こればかりはお調子者のツツジも悩んでいるだろうとサツキは思っていた。
「はい。ありました」
「えっ」
サツキは後輩の衝撃の答えに耳を疑った。
「よし、報告しろ」
「はい。調査を進めている中、加能という電気ショックを与える機械を身につけた男と戦闘になりました」
「電気を操る男か、、、。犯罪都市ラレイムスらしい戦闘スタイルだ。それでそいつはどうした」
「酒場での戦闘の末加能は敗北を認めたのか、自らアルコールを被り火をつけて焼死いたしました」
「自殺か」
「加能は先輩を殺せばボスに一億を貰えると言っていました。だけど負けてしまった。きっとボスに何かしらの罰を与えられる恐怖から自殺をしたのでしょう」
「なるほど」
「一番の成果はこちらです」
そう言うとツツジはポケットから彼女のものではない携帯電話を取り出し、通信履歴を開いてみせた。

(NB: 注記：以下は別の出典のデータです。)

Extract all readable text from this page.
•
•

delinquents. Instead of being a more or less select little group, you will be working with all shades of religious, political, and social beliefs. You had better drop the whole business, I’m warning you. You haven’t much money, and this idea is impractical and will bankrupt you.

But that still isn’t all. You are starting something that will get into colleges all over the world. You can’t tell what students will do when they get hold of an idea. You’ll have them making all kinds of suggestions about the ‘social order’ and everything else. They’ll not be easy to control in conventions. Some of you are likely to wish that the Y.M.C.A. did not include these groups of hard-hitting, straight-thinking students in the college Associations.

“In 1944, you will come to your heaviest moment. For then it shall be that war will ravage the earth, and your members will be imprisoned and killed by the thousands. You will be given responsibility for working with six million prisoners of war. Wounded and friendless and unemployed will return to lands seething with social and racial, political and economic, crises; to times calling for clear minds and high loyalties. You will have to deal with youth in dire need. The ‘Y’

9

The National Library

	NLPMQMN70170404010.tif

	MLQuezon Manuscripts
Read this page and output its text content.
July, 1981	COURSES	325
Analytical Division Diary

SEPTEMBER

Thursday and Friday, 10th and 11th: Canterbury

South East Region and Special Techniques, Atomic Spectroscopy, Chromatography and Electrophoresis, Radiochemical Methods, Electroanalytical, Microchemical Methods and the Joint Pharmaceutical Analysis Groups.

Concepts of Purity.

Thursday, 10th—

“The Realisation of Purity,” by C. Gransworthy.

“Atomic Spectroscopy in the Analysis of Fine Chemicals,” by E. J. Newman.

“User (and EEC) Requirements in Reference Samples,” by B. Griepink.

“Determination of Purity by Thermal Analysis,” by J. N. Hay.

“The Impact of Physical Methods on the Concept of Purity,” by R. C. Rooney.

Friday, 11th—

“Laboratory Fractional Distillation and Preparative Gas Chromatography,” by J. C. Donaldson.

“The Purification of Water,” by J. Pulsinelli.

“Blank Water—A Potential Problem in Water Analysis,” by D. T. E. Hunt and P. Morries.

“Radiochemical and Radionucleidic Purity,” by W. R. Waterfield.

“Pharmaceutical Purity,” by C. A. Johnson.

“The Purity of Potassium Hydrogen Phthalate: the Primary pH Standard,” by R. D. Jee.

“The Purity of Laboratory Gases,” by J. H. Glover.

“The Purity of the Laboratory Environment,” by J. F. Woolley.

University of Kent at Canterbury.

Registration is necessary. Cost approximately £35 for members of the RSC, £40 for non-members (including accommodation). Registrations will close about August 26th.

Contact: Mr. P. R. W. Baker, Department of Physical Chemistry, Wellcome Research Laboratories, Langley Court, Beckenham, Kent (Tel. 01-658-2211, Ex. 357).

「加能の携帯電話を手に入れました。通話履歴の1人にAという一文字だけの連絡先が」
「明らかに怪しいな。そいつを調べるのか」
「はい。すでにこの人物の居場所は捜査部に依頼し、特定いたしましたので次はそこへ向かいます」
「流石だな!お前に任せておいてよかった」
「いえ。先輩が主に調べました」
出来損ないのサツキに対するツツジの突然のフォローだ。
「そうなのか。サツキ、よくやった。調査がうまくなったじゃないか」
「え!?あ、はい!」
「その調子でいけばきっと戻れるぞ。応援しているからな」
「はい!!」
沢城に褒めてもらったのは何年ぶりだろうか。完全にツツジのおかげだがそんなことはどうでもいい。褒めてもらえたと言う事実が大事なのだ。
「ああ、あとそれから」
「はい!なんですか?」
サツキは元気よく返事をした。
「後輩に助けてもらうのは今回だけにしろ」
「え」
通信が切れた後の画面を見てサツキは震えた。
「怖い、、、」
「バレちゃってますね」
どうやら沢城はなんでもお見通しらしい。
「ていうか君!いつのまにそんなこと調べてたの!?」
「いえーい。先輩褒めて褒めて」と言って、ツツジはWピースをした。
「すごいけどさぁ。でも沢城さんに教える前に俺に教えてよ」
「だって教えても先輩覚えられないじゃないすか」
「それは俺が記憶力の乏しいバカだと?」
「そうとは言ってないすけど。まあ、そうなりますよね」
そう言うしかないでしょと言うように彼女は肩をすくめた。
「じゃあ私はちょっと外行ってきます」
「え、もしかしてもうAの場所に行くの?」
相変わらず行動の早い後輩である。
「先輩はラーメン食べててください」
「いや俺も、、、」
「行ってきまーす」
出て行ったツツジをサツキは追おうと思ったが、テーブルの上に置いてあるラーメンが彼を引き止めた。
「ラーメン伸びてないだろうなぁ」
まあほっといてもツツジなら大丈夫であろう。